We went into one of the rooms, which turned out to be a kitchen. It had no light, only a table and a few chairs. On the wall there was a small, round mirror and a calendar with photos of rodeo riders demonstrating their skills. I sat down and Jordán put some water on for mate tea. I noticed his right hand was bandaged. He sat in the far corner of the room while the water boiled.

“Don’t you practice on the accordion anymore?”

“No,” he replied, bending to reach for something behind him. “Now I practice on my shotgun.”

He was pointing a double-barreled shotgun at me. I was once robbed in a Buenos Aires taxi, and they pointed a revolver at me, but I never saw it because it was pressed into my ribs. The guy must have been a cop, because he had short hair and was very calm. This was different. A crazy old man whose hands trembled was pointing a gun meant for blasting capybara straight at my face.

I started to rise to my feet, warning him to be careful.

“Sit down or I’ll blow your head off,” he said.

I sat down and he stared at me.

“So, Salvatierra … Still after the same old thing, are you?”

“After what?” I asked.

“That little painting of yours.”

“Yes, but why don’t you put that gun down, Jordán? We can talk about it peacefully, there’s no need to threaten me.”

“You owe me.”

“Owe you?”

“You’re nothing but a henpecked asshole.”

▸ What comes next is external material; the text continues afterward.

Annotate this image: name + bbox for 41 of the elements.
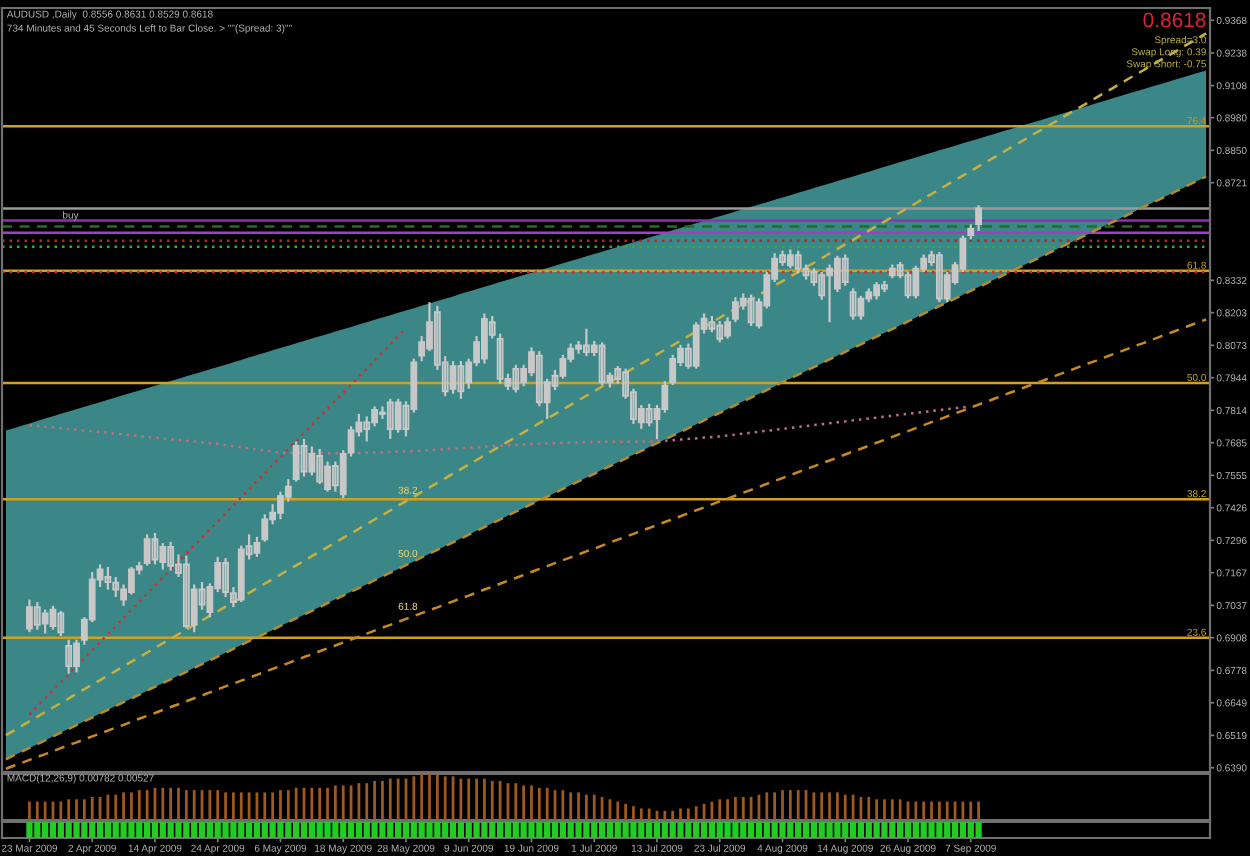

“I don’t know what you’re talking about. Is that shotgun loaded?”

“Orbea 16 mm cartridges. Two shots. One to make you suffer, the other to finish you off.”

“Stay calm, boss. I’m going to leave now. Tomorrow without fail I’ll bring what you say I owe you. Agreed?”

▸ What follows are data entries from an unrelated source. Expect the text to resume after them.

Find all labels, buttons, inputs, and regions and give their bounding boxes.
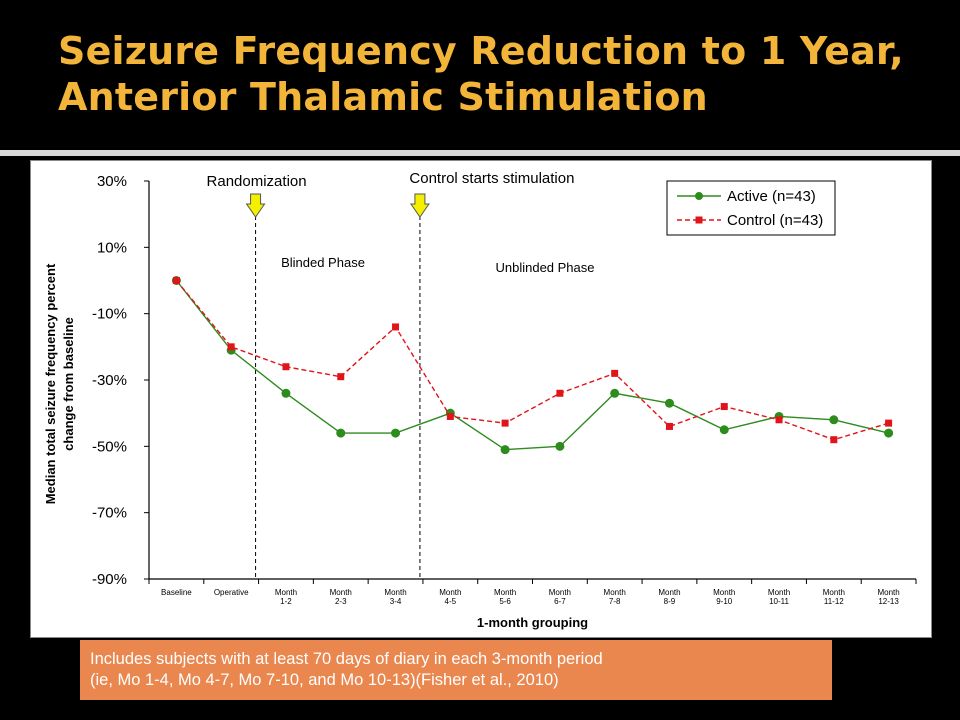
y-axis-title-line1: Median total seizure frequency percent: [43, 263, 58, 504]
slide-title-line1: Seizure Frequency Reduction to 1 Year,: [58, 29, 904, 73]
x-tick-label: 12-13: [878, 597, 899, 606]
series-line-active: [175, 280, 889, 451]
x-axis-title: 1-month grouping: [477, 615, 588, 630]
data-point-control: [227, 343, 235, 351]
y-tick-label: 10%: [97, 239, 127, 256]
legend-box: [666, 180, 836, 236]
event-arrow-icon: [409, 193, 430, 218]
legend-label: Active (n=43): [727, 188, 816, 205]
series-line-control: [175, 280, 889, 441]
data-point-control: [392, 323, 400, 331]
data-point-control: [172, 277, 180, 284]
x-tick-label: Baseline: [161, 588, 192, 597]
x-tick-label: 3-4: [390, 597, 402, 606]
x-tick-label: 9-10: [716, 597, 733, 606]
slide-title-line2: Anterior Thalamic Stimulation: [58, 75, 708, 119]
x-tick-label: 5-6: [499, 597, 511, 606]
data-point-active: [664, 398, 674, 408]
data-point-active: [829, 415, 839, 425]
legend-marker: [695, 216, 703, 224]
data-point-control: [830, 436, 838, 444]
x-tick-label: Operative: [214, 588, 249, 597]
data-point-active: [719, 425, 729, 435]
data-point-control: [885, 419, 893, 427]
x-tick-label: Month: [768, 588, 790, 597]
x-tick-label: Month: [384, 588, 406, 597]
x-tick-label: Month: [604, 588, 626, 597]
slide-title: Seizure Frequency Reduction to 1 Year, A…: [58, 28, 938, 120]
data-point-active: [610, 388, 620, 398]
x-tick-label: Month: [823, 588, 845, 597]
phase-label: Unblinded Phase: [495, 260, 594, 275]
footnote-line1: Includes subjects with at least 70 days …: [90, 650, 603, 668]
x-tick-label: 2-3: [335, 597, 347, 606]
footnote-line2: (ie, Mo 1-4, Mo 4-7, Mo 7-10, and Mo 10-…: [90, 671, 559, 689]
footnote-box: Includes subjects with at least 70 days …: [80, 640, 832, 700]
x-tick-label: 1-2: [280, 597, 292, 606]
y-tick-label: -70%: [92, 505, 127, 522]
x-tick-label: Month: [549, 588, 571, 597]
data-point-control: [501, 419, 509, 427]
x-tick-label: Month: [330, 588, 352, 597]
y-tick-label: -90%: [92, 571, 127, 588]
x-tick-label: 6-7: [554, 597, 566, 606]
x-tick-label: 7-8: [609, 597, 621, 606]
y-axis-title-line2: change from baseline: [61, 317, 76, 451]
x-tick-label: 8-9: [664, 597, 676, 606]
data-point-control: [446, 412, 454, 420]
phase-label: Blinded Phase: [281, 255, 365, 270]
chart-panel: 30% 10% -10% -30% -50% -70% -90% Baseline Operat…: [30, 160, 932, 638]
x-tick-label: Month: [439, 588, 461, 597]
data-point-active: [555, 441, 565, 451]
event-arrow-icon: [245, 193, 266, 218]
data-point-control: [282, 363, 290, 371]
data-point-active: [281, 388, 291, 398]
data-point-control: [775, 416, 783, 424]
data-point-active: [884, 428, 894, 438]
x-tick-label: 11-12: [824, 597, 844, 606]
x-tick-label: Month: [658, 588, 680, 597]
title-divider: [0, 150, 960, 156]
y-tick-label: -30%: [92, 372, 127, 389]
x-tick-label: 10-11: [769, 597, 789, 606]
legend-marker: [695, 192, 703, 200]
x-tick-label: 4-5: [445, 597, 457, 606]
data-point-active: [500, 445, 510, 455]
data-point-control: [556, 389, 564, 397]
event-label: Control starts stimulation: [409, 170, 574, 187]
data-point-active: [391, 428, 401, 438]
data-point-control: [720, 403, 728, 411]
legend-label: Control (n=43): [727, 212, 823, 229]
x-tick-label: Month: [713, 588, 735, 597]
x-tick-label: Month: [275, 588, 297, 597]
y-tick-label: -10%: [92, 306, 127, 323]
y-tick-label: -50%: [92, 438, 127, 455]
x-tick-label: Month: [877, 588, 899, 597]
x-tick-label: Month: [494, 588, 516, 597]
y-tick-label: 30%: [97, 173, 127, 190]
data-point-control: [337, 373, 345, 381]
data-point-control: [611, 369, 619, 377]
line-chart: 30% 10% -10% -30% -50% -70% -90% Baseline Operat…: [43, 170, 917, 630]
data-point-active: [336, 428, 346, 438]
event-label: Randomization: [207, 173, 307, 190]
data-point-control: [665, 422, 673, 430]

“Agreed, nothing,” he replied angrily.

I fell silent and didn’t move. The water was already boiling. Jordán’s finger was on the trigger. He was pointing it at my head, but the weight of the gun-barrel meant it kept dropping towards my stomach. Every so often, he jerked it up again.

“You’re a liar as well as a traitor. The guy who couldn’t speak is not so dumb after all.”

“I’m not Juan Salvatierra, Jordán. I’m Miguel, his son.”

“And I’m General Perón. You owe me half a load of white horse that was stored in the shed.”

“What white horse?” I said.

“Don’t play the fool, Juan. You want your painting, I want my white horse.”

“Have you got the painting?”

“No, but I know who has. Bring me my whiskey and then we’ll see.”

“How much whiskey?”

“The forty cases you owe me.”

“OK, I’ll bring them tomorrow,” I said, rising from my seat once more.

“Stay where you are.”

I sat down again.

“Do you know why I feel like killing you? How long have we known each other, Juan?”

“How long?” I asked.

“Since we were this tall. We were like brothers. The whole day together in the river. We were partners. Then you wanted to split up. I accepted that, didn’t I?”

He paused for me to answer, but I said nothing.

“Did you know that Ibáñez and Vázquez wanted to kill you?”

“No.”

“I made them swear they’d leave you alone. But when you shut the shed on me … that really made me mad, che. I don’t know how I ever forgave you for that.”

The old man fell silent, looked me in the eye, and then said:

“So you owe much more than any little white horse, Juan. You owe me your life.”

I didn’t say a word. There was the sound of shuffling feet in the corridor. It was Jordán’s granddaughter.

“Messing about with that shotgun again, granddad!” she said, and snatched it from him as if she were taking a toy from a child. She glanced at me, lifted the kettle from the stove, and said:

“Did he scare you with the gun? Don’t worry,” she whispered. “My brother filed down the hammer. Let me see you hand, granddad,” she said out loud, and began to check his bandage. “You’ve been playing with it, haven’t you? You have to leave the bandage alone. And be careful with that kettle. The handle is loose, mind you don’t go burning yourself again.”

“I’ll be leaving now. ’Bye,” I said, rushing for the door.

The dog snapped at me on the way out, but by now, after being so scared I was going to die, I felt almost friendly towards it.